あたしが弾けて分かった日

 イルキに抱きしめられた翌日からも、あたしはまだ早起きして一人で学校へ行っていた。昨日までとの気まずさとは全然違うけど、今一緒に通学してもちゃんと話せる自信がない。今までとは全然別の、どうすればいいのか分からない気まずさだ。

 イルキはあたしを恋愛的にも好きだと言った。よく分からなくて、理解できるまで少しかかった。

 全然知らなかった。イルキには、仲はいいけど手のかかる姉弟くらいに思われていると思っていた。もっと詳しく聞こうと思ったらイルキは逃げてしまって、引き止めたら転んで二人共床に倒れた。

 いつもならごめんねと言ってすぐに起き上がっていたと思う。でも、あたしの下敷きになっているイルキを、あたしを好きだと言った一人の男の子として考えたら、急に体が動かなくなった。

 イルキはあたしを姉弟としてじゃなく、女の子として見てたんだ。真っ赤な顔をしているイルキを見たらそう思ってしまって、首筋が熱くなってますます動けなくなった。

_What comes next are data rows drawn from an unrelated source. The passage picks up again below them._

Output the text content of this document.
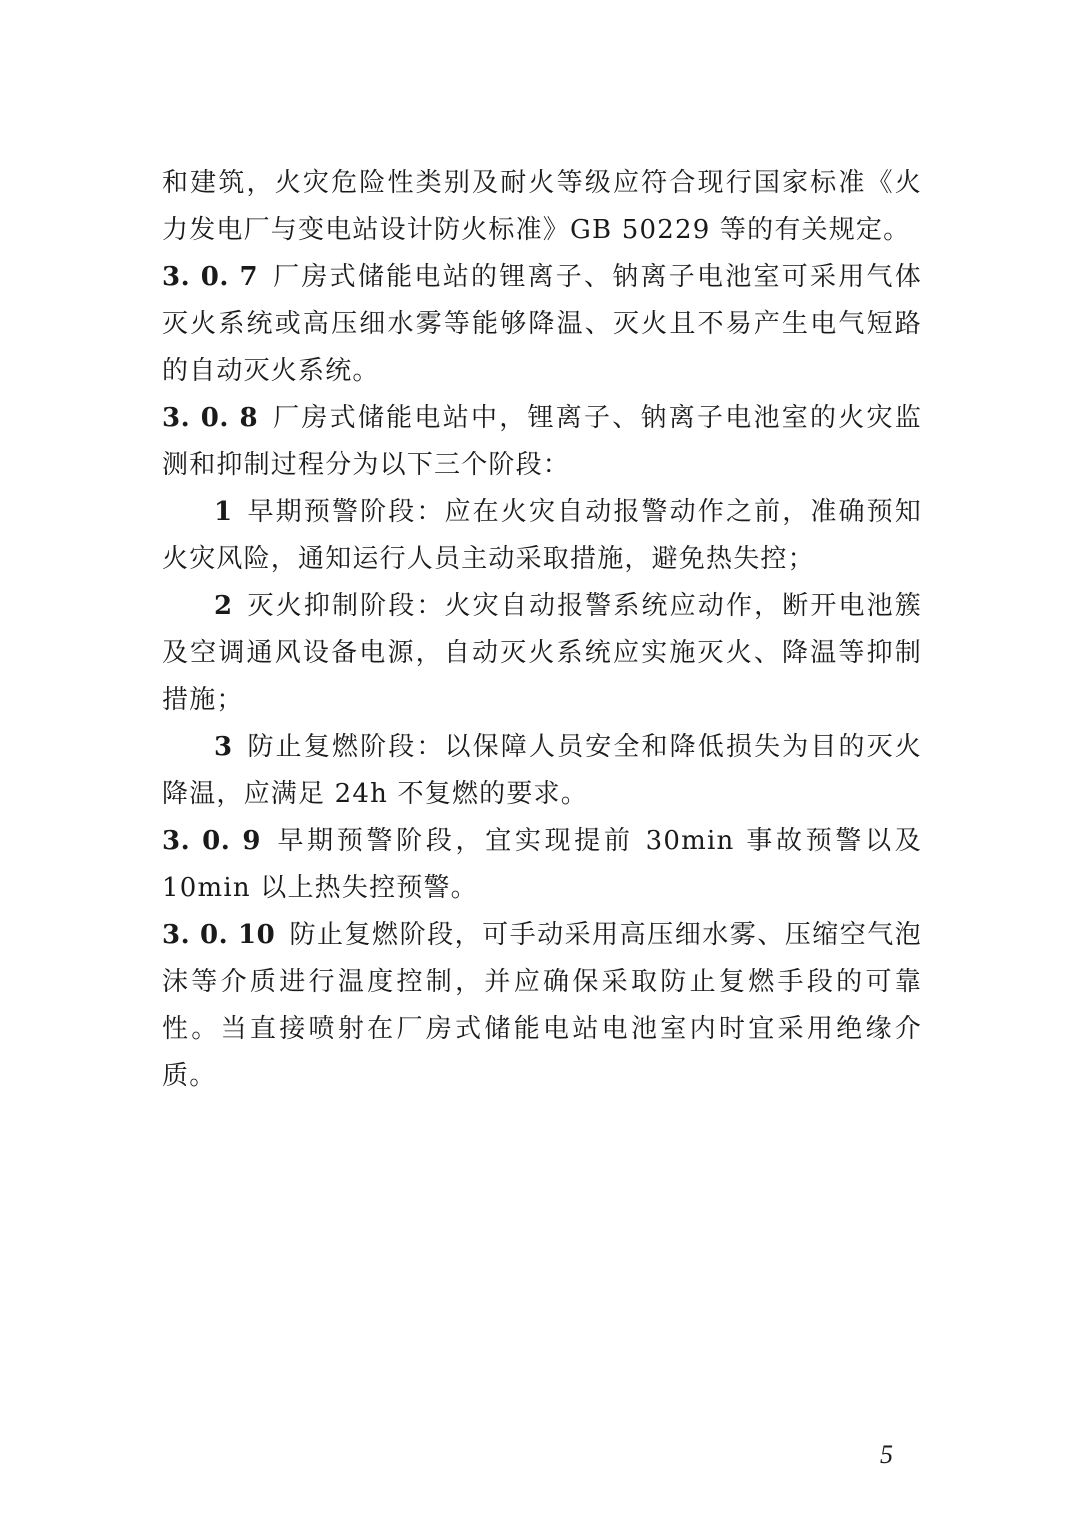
和建筑，火灾危险性类别及耐火等级应符合现行国家标准《火力发电厂与变电站设计防火标准》GB 50229 等的有关规定。

3. 0. 7 厂房式储能电站的锂离子、钠离子电池室可采用气体灭火系统或高压细水雾等能够降温、灭火且不易产生电气短路的自动灭火系统。

3. 0. 8 厂房式储能电站中，锂离子、钠离子电池室的火灾监测和抑制过程分为以下三个阶段：

1 早期预警阶段：应在火灾自动报警动作之前，准确预知火灾风险，通知运行人员主动采取措施，避免热失控；

2 灭火抑制阶段：火灾自动报警系统应动作，断开电池簇及空调通风设备电源，自动灭火系统应实施灭火、降温等抑制措施；

3 防止复燃阶段：以保障人员安全和降低损失为目的灭火降温，应满足 24h 不复燃的要求。

3. 0. 9 早期预警阶段，宜实现提前 30min 事故预警以及 10min 以上热失控预警。

3. 0. 10 防止复燃阶段，可手动采用高压细水雾、压缩空气泡沫等介质进行温度控制，并应确保采取防止复燃手段的可靠性。当直接喷射在厂房式储能电站电池室内时宜采用绝缘介质。

5
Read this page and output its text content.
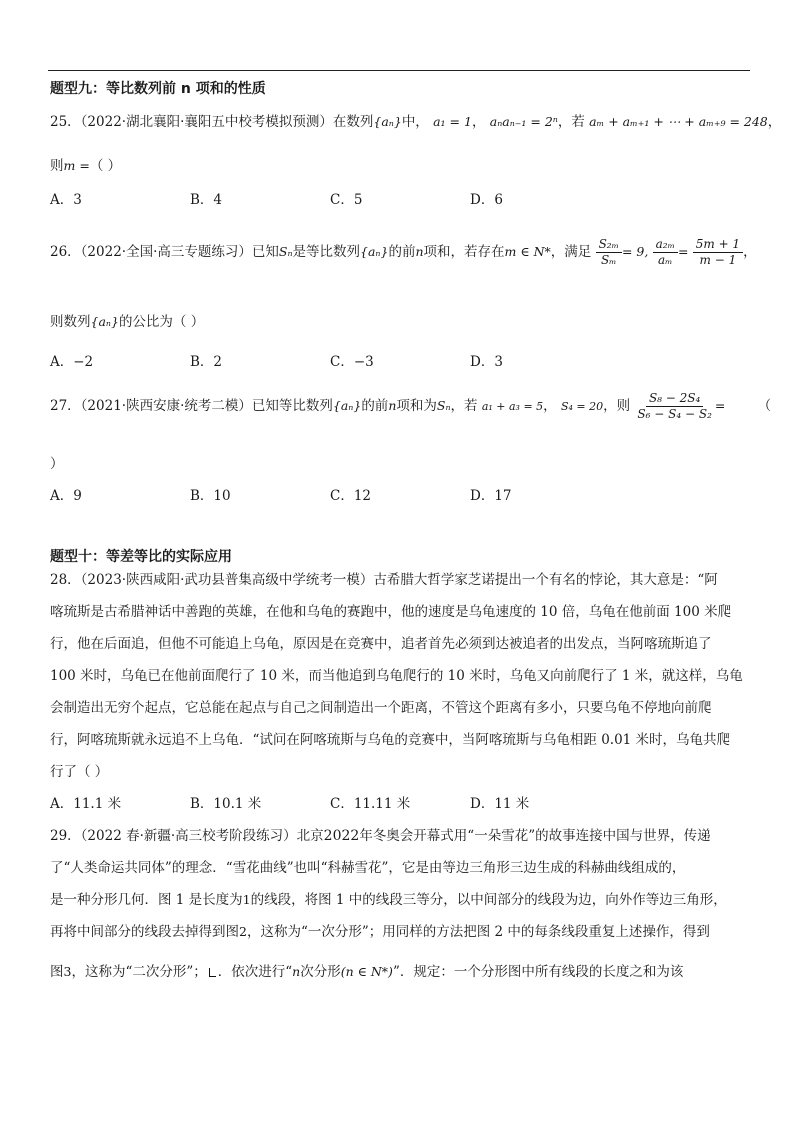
题型九：等比数列前 n 项和的性质
25．（2022·湖北襄阳·襄阳五中校考模拟预测）在数列{aₙ}中， a₁ = 1， aₙaₙ₋₁ = 2ⁿ，若 aₘ + aₘ₊₁ + ⋯ + aₘ₊₉ = 248，
则m =（ ）
A．3	B．4	C．5	D．6
26．（2022·全国·高三专题练习）已知Sₙ是等比数列{aₙ}的前n项和，若存在m ∈ N*，满足 $\frac{\text{S₂ₘ}}{\text{Sₘ}} = 9$, $\frac{\text{a₂ₘ}}{\text{aₘ}} = \frac{5m + 1}{m - 1}$ ，
则数列{aₙ}的公比为（ ）
A．−2	B．2	C．−3	D．3
27．（2021·陕西安康·统考二模）已知等比数列{aₙ}的前n项和为Sₙ，若 a₁ + a₃ = 5， S₄ = 20，则 $\frac{\text{S₈ − 2S₄}}{\text{S₆ − S₄ − S₂}}$ = （
）
A．9	B．10	C．12	D．17
题型十：等差等比的实际应用
28．（2023·陕西咸阳·武功县普集高级中学统考一模）古希腊大哲学家芝诺提出一个有名的悖论，其大意是：“阿
喀琉斯是古希腊神话中善跑的英雄，在他和乌龟的赛跑中，他的速度是乌龟速度的 10 倍，乌龟在他前面 100 米爬
行，他在后面追，但他不可能追上乌龟，原因是在竞赛中，追者首先必须到达被追者的出发点，当阿喀琉斯追了
100 米时，乌龟已在他前面爬行了 10 米，而当他追到乌龟爬行的 10 米时，乌龟又向前爬行了 1 米，就这样，乌龟
会制造出无穷个起点，它总能在起点与自己之间制造出一个距离，不管这个距离有多小，只要乌龟不停地向前爬
行，阿喀琉斯就永远追不上乌龟．“试问在阿喀琉斯与乌龟的竞赛中，当阿喀琉斯与乌龟相距 0.01 米时，乌龟共爬
行了（ ）
A．11.1 米	B．10.1 米	C．11.11 米	D．11 米
29．（2022 春·新疆·高三校考阶段练习）北京2022年冬奥会开幕式用“一朵雪花”的故事连接中国与世界，传递
了“人类命运共同体”的理念．“雪花曲线”也叫“科赫雪花”，它是由等边三角形三边生成的科赫曲线组成的，
是一种分形几何．图 1 是长度为1的线段，将图 1 中的线段三等分，以中间部分的线段为边，向外作等边三角形，
再将中间部分的线段去掉得到图2，这称为“一次分形”；用同样的方法把图 2 中的每条线段重复上述操作，得到
图3，这称为“二次分形”； ．依次进行“n次分形(n ∈ N*)”．规定：一个分形图中所有线段的长度之和为该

 それでも重いだろうから早くどかなくちゃと思って体をずらしたら、強く抱きしめられて変な声を上げていた。前に部屋に寝かせてもらった時と同じ匂いが、イルキのワイシャツの胸元からした。

 そこからお母さんが部屋に入ってきて、あたしは恥ずかしさとよく分からないぐちゃぐちゃの気持ちのまま部屋から外に飛び出していた。とりあえずマンションの下まで降りて、駅前の方へ走り出した。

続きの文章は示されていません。